First imagine that we would have a random number generator for the numbers 0-15. Every number can be represented as a path in a binary tree where the leafs represent the numbers. So we can say that we evaluate that if condition to true every time we walk left in the tree when starting at the root.

The problem is that the random number generator generates numbers in an interval that doesn't end at a power of two. So we need to expand that tree. This is done like so:
If the random number is in the range 0-31 we are fine with a tree for those numbers. If it is in the range 32-47 we use the tree from 0-15 for those and in the case 48-49 we use a tree for the numbers 0-1.

So in the worst case, we aren't using much more information from that random number, but in the most cases we are. So this should significantly improve the average case.

Answer 5

Ok, so you are allowed to print the last missing number of anny set of n numbers without it being generated by the random number generator?

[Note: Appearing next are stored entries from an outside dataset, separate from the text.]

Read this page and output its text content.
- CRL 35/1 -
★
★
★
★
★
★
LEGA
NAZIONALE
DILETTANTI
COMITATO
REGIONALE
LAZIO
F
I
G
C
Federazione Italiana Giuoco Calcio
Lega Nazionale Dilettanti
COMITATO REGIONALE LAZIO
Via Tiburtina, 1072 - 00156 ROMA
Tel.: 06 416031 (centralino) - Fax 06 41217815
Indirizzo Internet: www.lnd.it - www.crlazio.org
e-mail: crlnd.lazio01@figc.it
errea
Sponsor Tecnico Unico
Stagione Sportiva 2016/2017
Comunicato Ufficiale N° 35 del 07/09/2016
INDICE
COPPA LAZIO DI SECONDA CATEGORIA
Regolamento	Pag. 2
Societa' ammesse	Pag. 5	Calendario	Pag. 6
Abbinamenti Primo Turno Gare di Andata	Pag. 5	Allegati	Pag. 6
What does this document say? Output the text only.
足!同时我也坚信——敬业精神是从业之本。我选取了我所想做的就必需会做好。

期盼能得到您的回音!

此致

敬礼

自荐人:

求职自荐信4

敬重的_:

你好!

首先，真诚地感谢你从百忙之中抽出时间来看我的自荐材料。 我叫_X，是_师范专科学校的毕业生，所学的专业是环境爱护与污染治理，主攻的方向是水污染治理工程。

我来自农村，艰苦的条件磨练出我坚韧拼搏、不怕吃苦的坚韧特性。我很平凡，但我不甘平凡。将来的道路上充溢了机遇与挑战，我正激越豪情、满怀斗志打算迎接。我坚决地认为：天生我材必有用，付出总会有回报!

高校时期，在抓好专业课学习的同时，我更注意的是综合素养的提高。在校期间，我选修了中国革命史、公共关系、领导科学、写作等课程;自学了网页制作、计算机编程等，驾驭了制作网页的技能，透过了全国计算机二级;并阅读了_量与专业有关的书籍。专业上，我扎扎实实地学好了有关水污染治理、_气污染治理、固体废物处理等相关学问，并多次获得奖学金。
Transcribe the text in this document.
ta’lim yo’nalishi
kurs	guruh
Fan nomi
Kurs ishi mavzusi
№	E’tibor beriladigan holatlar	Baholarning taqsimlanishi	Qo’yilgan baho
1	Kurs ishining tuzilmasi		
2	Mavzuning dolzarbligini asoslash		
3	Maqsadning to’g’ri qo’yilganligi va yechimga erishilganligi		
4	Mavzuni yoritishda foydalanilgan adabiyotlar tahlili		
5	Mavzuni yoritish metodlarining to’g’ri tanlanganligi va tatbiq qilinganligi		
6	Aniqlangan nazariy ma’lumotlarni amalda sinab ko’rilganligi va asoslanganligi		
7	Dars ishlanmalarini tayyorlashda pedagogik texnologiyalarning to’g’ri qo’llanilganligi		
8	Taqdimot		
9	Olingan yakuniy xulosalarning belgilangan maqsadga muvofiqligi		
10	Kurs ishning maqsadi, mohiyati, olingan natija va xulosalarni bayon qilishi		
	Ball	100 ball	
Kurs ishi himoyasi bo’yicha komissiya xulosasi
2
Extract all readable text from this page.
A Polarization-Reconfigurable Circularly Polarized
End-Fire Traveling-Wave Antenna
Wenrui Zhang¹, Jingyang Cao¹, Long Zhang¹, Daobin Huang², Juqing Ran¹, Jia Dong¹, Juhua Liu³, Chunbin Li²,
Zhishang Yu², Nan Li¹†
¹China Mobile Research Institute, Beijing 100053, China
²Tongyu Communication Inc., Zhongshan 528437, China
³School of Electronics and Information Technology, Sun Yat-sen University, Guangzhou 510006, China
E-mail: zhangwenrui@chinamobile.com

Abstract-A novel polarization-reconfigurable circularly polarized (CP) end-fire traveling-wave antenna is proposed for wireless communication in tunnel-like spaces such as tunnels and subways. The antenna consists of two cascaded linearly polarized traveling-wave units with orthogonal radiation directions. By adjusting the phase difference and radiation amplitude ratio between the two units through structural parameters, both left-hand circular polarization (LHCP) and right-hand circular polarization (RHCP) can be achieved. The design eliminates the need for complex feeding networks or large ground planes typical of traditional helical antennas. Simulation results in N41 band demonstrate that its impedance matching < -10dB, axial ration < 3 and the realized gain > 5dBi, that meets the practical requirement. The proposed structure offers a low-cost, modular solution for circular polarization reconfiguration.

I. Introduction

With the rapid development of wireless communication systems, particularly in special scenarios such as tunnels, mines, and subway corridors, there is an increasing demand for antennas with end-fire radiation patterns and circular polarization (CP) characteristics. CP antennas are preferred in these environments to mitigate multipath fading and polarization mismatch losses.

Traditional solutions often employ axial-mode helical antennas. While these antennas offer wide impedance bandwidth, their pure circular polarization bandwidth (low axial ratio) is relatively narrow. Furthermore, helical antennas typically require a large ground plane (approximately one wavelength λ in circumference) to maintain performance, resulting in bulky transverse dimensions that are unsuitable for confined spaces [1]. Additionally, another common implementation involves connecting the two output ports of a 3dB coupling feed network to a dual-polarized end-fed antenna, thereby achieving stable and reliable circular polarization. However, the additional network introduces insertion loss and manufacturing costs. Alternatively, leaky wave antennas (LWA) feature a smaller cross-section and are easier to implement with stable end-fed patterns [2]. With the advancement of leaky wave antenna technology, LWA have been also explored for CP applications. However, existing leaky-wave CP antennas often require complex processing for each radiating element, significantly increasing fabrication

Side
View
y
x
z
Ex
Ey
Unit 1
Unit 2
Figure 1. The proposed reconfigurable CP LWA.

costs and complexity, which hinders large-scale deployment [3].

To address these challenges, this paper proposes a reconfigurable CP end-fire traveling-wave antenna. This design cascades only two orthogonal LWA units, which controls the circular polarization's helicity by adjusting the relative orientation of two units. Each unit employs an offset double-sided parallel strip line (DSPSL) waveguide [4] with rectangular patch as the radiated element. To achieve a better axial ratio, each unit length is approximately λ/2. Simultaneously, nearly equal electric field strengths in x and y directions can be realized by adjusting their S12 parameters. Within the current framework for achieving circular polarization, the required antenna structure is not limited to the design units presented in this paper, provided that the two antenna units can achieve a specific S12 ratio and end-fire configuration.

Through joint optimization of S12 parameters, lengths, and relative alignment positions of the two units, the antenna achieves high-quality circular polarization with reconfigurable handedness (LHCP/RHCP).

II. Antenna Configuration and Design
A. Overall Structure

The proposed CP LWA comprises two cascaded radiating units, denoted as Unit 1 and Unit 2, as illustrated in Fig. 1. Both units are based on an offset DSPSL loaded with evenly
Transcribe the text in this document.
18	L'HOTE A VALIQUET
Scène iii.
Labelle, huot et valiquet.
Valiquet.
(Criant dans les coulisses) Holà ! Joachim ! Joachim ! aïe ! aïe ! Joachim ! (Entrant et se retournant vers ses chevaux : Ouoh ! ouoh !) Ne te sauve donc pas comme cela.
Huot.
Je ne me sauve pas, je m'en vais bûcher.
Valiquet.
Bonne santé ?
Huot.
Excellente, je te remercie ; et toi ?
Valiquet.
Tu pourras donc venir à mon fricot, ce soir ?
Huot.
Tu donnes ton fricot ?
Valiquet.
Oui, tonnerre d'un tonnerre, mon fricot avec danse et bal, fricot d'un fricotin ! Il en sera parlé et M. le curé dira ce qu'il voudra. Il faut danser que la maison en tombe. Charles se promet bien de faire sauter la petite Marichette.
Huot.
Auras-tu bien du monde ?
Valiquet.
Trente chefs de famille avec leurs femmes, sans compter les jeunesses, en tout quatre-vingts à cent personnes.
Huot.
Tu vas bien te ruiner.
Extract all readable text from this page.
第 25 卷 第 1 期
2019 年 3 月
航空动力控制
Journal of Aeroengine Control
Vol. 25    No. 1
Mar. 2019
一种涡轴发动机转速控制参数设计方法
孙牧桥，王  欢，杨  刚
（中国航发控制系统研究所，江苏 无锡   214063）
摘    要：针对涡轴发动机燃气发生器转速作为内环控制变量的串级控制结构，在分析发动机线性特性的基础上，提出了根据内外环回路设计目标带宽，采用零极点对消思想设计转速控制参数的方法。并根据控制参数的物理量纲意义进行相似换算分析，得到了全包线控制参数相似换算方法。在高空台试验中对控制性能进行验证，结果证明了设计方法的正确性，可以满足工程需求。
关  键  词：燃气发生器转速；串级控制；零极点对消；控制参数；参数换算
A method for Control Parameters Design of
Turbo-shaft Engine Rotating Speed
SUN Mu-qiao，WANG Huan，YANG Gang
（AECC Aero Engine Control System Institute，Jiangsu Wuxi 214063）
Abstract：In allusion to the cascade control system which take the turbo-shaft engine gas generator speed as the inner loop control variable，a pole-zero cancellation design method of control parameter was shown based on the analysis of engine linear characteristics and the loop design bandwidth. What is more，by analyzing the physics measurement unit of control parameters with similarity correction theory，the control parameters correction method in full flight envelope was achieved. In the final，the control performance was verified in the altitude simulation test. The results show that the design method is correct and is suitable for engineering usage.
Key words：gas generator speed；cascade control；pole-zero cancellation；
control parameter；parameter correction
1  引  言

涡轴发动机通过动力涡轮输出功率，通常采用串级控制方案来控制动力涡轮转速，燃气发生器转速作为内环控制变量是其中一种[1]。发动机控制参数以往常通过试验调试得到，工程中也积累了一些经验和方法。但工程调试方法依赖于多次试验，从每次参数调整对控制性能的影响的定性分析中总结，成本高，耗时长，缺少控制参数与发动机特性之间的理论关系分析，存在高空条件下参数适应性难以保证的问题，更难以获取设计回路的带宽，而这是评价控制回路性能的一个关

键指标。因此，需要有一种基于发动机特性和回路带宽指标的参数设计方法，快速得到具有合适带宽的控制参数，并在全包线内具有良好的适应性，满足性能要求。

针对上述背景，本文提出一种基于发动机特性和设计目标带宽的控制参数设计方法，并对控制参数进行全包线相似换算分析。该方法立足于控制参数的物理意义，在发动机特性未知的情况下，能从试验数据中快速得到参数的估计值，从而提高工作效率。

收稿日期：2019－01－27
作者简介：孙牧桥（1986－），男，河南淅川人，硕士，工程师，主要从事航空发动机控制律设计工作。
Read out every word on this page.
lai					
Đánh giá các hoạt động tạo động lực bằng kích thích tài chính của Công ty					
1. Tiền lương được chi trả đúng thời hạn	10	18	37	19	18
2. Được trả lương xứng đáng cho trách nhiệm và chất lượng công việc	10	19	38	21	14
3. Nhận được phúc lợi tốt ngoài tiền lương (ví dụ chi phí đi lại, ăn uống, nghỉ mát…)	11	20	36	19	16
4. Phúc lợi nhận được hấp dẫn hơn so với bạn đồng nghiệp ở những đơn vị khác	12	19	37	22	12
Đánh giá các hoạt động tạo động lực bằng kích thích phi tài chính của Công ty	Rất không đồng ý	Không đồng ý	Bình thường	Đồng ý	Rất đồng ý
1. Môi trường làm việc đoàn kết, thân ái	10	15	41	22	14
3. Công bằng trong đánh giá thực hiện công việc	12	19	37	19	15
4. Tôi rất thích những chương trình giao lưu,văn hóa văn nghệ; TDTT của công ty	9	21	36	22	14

If so you could make use of recursion and decrease the size of the set with each call, until you only have n=2 and then call getrnd50() once. when you go back recursively, simply print the missing number on each set.

Answer 6

 List<Integer> lint ; 

  public void init(){
      random = new Random();
      lint = new LinkedList<>();
      for(int i = 1 ; i < 101; ++i) {
          lint.add(i); // for truly random results, this needs to be randomized.
      }
  }

  Random random ; 
  public int getRnd50() {
      return random.nextInt(50) + 1;
  }

  public int getRnd100(){

      int value = 0;
      if (lint.size() > 1) {
          int index = getRnd50()%lint.size();
          value = lint.remove(index); 
      } else if (lint.size() == 1 ) {
          value = lint.remove(0);
      }      

      return value;      
  }

Call getRnd50() exactly 99 times. Its not truly random though since numbers stored in List of 100 integers are in sequence.

Answer 7

(1) Create an array A initialized with {1,...,100}. Keep a variable 'length' of this array.

(2) Create a random method to randomly generate a number from 1 to length. Each call of this method will call getrnd50() for no more than 2. Call the returned value as 'index'.

(3) Output A[index], swap A[length] to A[index] and length--.

(4) Repeat (1)-(3) until the array is empty.